Alternatives considered

  • LLM brand-resolution call to infer aliases. Rejected — violates the honesty principle and ADR-0073 R9 (name/association asserted without a corroborating identifier).
  • Screen a fixed hardcoded alias list per known case. Rejected — not general, not auditable, and stale by construction.
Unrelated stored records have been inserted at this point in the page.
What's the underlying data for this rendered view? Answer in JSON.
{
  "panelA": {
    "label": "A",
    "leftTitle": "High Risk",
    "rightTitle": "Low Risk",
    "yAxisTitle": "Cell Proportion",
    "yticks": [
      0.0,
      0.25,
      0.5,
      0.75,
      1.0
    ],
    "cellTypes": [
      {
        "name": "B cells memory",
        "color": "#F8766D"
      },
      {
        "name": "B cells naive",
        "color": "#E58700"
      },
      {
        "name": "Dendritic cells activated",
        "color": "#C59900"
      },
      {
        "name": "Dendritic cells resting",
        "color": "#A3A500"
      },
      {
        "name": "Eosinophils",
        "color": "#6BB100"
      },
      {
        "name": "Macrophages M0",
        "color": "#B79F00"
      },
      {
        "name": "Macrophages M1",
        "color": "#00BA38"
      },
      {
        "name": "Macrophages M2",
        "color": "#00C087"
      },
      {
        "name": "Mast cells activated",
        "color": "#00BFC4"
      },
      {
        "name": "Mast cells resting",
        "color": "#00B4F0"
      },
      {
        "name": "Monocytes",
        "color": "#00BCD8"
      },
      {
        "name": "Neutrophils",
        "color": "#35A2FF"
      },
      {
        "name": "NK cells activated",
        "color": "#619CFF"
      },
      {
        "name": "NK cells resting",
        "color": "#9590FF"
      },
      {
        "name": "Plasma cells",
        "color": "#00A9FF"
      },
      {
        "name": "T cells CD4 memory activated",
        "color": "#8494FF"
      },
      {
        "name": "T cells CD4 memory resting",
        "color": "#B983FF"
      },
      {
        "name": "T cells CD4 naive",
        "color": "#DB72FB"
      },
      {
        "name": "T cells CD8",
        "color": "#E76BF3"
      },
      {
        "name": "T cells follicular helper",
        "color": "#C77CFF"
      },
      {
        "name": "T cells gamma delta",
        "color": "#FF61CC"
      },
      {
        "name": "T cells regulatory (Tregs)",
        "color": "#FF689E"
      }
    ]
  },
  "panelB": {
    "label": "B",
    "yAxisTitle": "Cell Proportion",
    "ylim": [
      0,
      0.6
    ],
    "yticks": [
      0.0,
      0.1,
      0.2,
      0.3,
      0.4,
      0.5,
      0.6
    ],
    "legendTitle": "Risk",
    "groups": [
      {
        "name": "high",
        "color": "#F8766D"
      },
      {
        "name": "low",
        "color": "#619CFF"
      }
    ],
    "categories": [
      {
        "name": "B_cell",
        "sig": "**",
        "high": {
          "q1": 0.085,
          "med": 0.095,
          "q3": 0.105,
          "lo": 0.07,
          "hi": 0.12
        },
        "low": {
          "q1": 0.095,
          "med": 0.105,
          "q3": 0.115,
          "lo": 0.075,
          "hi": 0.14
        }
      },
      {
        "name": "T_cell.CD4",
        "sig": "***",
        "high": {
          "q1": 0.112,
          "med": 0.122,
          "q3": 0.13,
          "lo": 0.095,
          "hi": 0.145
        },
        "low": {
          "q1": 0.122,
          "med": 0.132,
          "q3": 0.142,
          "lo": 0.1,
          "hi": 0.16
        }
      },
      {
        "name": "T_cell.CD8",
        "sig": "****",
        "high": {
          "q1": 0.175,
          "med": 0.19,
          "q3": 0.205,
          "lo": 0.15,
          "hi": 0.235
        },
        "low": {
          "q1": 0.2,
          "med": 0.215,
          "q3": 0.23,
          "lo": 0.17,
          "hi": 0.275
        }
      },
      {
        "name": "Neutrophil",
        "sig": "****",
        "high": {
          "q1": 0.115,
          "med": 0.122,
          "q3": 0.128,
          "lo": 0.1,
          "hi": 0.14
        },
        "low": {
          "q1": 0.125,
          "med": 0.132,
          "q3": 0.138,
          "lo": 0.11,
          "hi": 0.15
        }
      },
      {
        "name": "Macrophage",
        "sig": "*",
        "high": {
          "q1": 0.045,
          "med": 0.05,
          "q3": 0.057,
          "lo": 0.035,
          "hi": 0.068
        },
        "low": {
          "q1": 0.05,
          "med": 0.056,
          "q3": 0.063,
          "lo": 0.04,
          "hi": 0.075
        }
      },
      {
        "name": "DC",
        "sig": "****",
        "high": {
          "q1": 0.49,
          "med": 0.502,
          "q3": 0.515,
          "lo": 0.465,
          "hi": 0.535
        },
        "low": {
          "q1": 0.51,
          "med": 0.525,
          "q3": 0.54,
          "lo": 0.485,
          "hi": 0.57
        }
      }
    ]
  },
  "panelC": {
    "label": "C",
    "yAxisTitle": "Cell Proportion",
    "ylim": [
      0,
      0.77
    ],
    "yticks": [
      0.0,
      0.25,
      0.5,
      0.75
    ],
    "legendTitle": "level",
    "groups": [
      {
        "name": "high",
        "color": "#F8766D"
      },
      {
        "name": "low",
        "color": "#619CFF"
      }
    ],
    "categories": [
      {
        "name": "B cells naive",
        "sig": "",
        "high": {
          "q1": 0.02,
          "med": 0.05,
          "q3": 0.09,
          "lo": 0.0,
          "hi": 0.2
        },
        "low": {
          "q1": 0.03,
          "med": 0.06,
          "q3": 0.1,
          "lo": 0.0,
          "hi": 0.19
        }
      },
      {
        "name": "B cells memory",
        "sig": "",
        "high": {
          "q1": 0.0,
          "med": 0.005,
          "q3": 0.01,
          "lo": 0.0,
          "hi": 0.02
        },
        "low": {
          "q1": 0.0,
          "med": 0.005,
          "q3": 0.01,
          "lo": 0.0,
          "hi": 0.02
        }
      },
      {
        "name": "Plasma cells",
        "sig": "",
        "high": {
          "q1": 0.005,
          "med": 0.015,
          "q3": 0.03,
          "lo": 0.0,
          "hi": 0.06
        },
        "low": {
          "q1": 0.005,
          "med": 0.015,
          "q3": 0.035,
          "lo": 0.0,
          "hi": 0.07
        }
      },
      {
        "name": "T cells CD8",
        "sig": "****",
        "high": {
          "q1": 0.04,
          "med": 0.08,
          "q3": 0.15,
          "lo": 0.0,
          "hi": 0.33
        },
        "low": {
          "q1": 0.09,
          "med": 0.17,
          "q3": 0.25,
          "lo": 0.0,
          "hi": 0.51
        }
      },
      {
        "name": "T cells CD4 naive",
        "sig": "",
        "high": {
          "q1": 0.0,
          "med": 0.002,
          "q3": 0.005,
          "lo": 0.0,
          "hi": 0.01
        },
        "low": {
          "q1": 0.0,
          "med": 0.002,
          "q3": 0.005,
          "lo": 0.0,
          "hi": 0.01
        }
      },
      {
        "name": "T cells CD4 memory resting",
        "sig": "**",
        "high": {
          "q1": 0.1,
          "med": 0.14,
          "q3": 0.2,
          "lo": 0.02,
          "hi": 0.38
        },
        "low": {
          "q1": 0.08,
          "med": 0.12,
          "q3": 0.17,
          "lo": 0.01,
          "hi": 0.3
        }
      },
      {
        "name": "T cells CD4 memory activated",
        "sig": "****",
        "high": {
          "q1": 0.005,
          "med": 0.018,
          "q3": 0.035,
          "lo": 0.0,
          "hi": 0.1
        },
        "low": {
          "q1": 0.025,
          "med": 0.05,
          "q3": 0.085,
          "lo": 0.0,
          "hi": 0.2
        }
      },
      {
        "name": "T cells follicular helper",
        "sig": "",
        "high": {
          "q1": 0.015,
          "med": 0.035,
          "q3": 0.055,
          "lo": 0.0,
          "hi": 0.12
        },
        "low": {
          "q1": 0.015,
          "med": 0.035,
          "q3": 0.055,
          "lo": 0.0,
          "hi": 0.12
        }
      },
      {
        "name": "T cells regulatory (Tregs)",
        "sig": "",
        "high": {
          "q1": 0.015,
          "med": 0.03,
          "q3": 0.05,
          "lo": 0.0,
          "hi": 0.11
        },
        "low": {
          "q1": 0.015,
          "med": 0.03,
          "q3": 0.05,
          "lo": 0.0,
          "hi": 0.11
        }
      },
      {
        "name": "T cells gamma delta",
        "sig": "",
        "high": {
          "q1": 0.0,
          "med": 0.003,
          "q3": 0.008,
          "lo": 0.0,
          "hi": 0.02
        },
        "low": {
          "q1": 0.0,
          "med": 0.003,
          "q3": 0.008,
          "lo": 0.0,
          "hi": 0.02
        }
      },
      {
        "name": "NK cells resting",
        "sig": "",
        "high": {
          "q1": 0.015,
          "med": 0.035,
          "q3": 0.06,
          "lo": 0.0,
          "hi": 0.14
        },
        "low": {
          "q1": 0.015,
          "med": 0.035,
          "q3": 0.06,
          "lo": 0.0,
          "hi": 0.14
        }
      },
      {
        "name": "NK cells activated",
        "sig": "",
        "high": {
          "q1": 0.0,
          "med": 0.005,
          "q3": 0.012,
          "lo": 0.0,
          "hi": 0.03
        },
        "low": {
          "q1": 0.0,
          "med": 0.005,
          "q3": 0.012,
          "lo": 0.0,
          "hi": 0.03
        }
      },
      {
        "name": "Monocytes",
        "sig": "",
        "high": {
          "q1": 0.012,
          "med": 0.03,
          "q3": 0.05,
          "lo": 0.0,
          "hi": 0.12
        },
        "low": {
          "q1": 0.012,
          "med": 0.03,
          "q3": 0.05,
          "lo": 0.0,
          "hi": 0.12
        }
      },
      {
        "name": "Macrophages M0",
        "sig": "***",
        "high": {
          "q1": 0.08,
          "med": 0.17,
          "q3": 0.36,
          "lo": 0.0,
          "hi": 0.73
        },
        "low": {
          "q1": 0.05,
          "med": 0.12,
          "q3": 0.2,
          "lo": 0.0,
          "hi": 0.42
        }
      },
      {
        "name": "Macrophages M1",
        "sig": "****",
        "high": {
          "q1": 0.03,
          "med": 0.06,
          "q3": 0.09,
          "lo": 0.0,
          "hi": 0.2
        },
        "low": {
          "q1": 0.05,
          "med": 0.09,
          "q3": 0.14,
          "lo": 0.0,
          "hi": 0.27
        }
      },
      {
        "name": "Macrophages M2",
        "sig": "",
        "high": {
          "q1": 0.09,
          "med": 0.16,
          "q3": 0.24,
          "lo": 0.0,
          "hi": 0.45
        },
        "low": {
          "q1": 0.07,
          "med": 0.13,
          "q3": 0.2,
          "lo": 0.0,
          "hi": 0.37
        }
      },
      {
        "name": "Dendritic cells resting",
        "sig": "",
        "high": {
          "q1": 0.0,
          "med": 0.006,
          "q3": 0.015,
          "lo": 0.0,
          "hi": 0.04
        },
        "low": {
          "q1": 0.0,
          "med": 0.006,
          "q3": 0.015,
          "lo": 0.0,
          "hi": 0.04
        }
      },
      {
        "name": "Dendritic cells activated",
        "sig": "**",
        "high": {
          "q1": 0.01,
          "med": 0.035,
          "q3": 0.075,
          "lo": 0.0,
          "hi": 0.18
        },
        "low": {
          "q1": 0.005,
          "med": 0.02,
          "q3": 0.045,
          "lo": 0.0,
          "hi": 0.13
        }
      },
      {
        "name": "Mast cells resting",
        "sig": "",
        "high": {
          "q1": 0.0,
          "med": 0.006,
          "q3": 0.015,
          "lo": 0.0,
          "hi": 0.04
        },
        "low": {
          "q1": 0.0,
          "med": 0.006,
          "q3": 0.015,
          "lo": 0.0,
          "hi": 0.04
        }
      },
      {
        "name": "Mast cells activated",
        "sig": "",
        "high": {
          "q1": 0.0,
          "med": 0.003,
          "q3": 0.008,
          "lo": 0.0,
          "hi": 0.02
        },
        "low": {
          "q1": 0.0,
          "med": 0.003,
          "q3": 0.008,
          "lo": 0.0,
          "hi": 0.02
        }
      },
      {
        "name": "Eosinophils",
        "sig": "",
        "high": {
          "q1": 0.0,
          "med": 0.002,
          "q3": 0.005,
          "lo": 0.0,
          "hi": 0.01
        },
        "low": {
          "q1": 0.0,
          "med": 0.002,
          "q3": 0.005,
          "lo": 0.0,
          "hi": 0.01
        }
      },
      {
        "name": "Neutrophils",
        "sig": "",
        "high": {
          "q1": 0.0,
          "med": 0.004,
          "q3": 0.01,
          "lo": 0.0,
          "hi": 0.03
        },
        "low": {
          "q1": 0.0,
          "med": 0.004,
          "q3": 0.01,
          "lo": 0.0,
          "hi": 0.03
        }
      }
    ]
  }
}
Aliases must derive from live registry/graph provenance.

References

ADR-0073 (R9 name-collision guard — the guard this ADR reconciles with), ADR-0024 (entity matching / blocking keys), ADR-0049 (registration-number identity mismatch), ADR-0022 (Neo4j knowledge graph — alias edge source), ADR-0077 (multi-provider retrieval — depends on this keystone), ADR-0067 (fail-closed honesty), ADR-0014 (human oversight), ADR-0071 (tipping-off default-deny surface), ADR-0063 (append-only ScreeningResult) / ADR-0064 (audit immutability — provenance retention), osint_agent.py:_safe_adverse_media, osint_post_processing.py:escalate_entity_criminal_investigation, adverse_media_agent.py, research doc docs/research/2026-06-28-ob-holding-reachability-investigation.md.